DULUTH -- A concern was brought forth during the Duluth city council's work session Monday about contracts handed out by the city for certain events.
Currently, state criminal law and the city's ethics ordinance restrict city officials from entering into certain types of contracts with the city.
The request put forth by the city attorney was to eliminate the contract requirement for vendors at city events.
However, a few of the council members raised concerns about a conflict of interest for elected officials and city employees.
"We don't need to have elected officials or full-time employees allowed to enter into a contract with the city," said councilman Jim Dugan. "We've seen a lot of other cities around this country where underhanded things are happening and I don't want that to happen to Duluth."
Not only did the thinking go on as far as elected officials and full-time employees, but also their spouses.

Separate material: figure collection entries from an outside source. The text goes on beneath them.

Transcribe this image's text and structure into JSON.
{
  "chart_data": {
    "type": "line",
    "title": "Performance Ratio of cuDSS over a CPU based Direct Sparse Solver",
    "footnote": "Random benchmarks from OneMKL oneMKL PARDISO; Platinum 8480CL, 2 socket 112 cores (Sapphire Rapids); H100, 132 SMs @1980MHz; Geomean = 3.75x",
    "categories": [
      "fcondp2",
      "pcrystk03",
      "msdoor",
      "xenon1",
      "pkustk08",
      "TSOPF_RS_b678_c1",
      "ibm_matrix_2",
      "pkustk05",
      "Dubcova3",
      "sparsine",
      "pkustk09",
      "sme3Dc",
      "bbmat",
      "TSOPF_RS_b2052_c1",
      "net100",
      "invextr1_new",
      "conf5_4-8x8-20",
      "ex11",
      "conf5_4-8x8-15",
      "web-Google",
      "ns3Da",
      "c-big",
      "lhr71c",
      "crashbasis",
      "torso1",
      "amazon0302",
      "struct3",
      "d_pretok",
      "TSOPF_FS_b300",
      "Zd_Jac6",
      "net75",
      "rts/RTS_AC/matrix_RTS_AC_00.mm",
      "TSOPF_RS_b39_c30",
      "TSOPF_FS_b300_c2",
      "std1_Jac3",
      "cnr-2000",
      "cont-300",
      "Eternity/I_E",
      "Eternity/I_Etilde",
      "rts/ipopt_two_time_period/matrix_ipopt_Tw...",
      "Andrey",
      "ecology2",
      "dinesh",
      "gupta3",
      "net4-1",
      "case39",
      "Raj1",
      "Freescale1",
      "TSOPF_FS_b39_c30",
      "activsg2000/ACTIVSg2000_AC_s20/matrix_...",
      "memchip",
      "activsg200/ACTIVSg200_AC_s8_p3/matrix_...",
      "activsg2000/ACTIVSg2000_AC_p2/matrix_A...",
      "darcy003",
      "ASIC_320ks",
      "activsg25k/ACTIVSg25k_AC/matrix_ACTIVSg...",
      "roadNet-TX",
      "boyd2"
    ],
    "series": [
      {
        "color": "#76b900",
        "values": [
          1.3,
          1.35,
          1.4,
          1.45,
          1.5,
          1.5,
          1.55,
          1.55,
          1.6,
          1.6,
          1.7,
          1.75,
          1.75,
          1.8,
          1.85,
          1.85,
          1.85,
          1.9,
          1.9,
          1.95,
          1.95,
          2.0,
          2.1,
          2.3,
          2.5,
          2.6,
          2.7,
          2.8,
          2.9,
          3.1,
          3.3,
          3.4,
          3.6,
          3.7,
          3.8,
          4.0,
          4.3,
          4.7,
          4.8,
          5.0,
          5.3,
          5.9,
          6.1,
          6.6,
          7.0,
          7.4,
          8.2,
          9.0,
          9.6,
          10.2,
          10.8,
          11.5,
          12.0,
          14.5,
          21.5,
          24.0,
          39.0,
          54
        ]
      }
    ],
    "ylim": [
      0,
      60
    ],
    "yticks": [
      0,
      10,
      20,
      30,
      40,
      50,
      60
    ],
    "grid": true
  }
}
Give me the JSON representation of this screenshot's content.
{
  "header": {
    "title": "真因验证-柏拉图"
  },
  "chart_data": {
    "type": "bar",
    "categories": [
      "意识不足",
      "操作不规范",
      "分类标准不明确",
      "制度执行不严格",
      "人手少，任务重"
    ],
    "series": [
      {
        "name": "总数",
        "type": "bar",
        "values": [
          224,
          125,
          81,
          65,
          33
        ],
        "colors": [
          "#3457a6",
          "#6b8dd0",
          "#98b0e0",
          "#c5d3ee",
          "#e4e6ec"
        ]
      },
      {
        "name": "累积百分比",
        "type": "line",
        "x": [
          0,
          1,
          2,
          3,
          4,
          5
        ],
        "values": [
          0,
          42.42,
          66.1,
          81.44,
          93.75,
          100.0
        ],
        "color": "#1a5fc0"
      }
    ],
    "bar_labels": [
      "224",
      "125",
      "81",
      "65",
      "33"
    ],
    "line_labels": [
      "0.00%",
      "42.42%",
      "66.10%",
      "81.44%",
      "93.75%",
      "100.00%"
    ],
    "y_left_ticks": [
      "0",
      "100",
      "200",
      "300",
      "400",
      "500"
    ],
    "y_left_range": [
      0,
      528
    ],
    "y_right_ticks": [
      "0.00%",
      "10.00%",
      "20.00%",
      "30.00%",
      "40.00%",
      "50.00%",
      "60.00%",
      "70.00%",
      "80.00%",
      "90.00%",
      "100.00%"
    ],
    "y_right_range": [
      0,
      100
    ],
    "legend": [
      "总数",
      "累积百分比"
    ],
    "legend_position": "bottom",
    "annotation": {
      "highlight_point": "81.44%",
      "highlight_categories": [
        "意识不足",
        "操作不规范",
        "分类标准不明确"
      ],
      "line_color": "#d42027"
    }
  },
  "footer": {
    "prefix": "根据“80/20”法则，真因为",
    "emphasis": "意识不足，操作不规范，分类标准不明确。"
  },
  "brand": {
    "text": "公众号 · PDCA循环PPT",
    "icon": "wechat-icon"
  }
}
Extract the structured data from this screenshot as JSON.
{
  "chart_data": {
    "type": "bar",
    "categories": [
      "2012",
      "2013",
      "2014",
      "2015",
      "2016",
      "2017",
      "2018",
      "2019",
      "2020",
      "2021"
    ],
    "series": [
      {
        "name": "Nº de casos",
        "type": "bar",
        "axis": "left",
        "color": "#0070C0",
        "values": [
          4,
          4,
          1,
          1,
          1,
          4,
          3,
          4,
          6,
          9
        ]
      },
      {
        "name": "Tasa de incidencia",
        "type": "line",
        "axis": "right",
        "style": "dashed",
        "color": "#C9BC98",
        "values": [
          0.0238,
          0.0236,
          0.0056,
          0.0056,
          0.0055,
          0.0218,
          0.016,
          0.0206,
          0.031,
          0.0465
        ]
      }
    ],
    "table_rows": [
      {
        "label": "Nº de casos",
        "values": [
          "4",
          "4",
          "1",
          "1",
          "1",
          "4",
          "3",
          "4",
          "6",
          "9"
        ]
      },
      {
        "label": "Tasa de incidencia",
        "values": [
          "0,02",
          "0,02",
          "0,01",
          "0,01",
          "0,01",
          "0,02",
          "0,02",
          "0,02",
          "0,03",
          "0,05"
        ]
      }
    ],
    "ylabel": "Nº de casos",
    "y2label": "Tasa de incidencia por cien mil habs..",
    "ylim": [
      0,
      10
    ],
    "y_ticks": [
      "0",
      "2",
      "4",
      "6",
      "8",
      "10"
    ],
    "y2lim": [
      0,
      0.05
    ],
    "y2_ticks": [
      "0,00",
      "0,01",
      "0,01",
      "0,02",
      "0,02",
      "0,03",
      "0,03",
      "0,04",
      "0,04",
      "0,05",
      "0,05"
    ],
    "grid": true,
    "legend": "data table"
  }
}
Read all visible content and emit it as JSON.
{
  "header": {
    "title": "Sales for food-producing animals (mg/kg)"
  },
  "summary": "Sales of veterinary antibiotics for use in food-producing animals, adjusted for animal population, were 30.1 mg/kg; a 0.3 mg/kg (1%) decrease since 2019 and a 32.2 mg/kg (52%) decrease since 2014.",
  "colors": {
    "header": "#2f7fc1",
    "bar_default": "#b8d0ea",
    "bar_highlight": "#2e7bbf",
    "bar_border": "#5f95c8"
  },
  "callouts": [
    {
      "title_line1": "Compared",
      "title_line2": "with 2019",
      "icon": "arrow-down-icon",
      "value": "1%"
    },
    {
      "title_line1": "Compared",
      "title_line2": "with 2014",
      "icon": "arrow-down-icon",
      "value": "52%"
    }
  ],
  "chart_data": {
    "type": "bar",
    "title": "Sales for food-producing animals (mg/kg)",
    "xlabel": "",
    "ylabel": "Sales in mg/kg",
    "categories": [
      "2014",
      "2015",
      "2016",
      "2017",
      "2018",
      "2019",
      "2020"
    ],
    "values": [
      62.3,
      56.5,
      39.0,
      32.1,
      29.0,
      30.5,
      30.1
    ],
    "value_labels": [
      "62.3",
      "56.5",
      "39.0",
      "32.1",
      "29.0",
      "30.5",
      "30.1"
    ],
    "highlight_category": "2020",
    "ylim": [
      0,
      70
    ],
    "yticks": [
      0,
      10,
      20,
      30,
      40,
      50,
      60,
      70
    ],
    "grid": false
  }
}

"We don't want it to seem like we're favoring certain people over others," Dugan said. "It's all a matter of perception."
The one exception was for appointed officials, who basically volunteer their time for the city.
Councilman Billy Jones stressed that the city could run into a problem for people volunteering their time to serve on committees if they couldn't be allowed to provide goods and services at city sponsored events using their own businesses.
Other items discussed on the agenda include:
The ordinance of rezoning for the Korean Church of Atlanta, which was tabled at the Feb. 13 city council meeting, was presented again with the changes requested by the city council. The concern over the amount trees on the property is no longer a concern after city council members saw the property and, although there is a lot of greenery, it's more shrubbery than anything else. Twenty parking spots will also be included on the property just off Summit Ridge Parkway, while pedestrian traffic will use already installed crosswalks to get across the street. Safety issues in terms of parking were brought up by the city council, but members representing the church agreed to take the council's request and make them happen.
More than 600 properties will see a change in their flood zone rate as the Federal Emergency Management Agency recently redrew its Flood Insurance Rate Maps. Those residents have been informed and have been asked to submit appeals before June 9.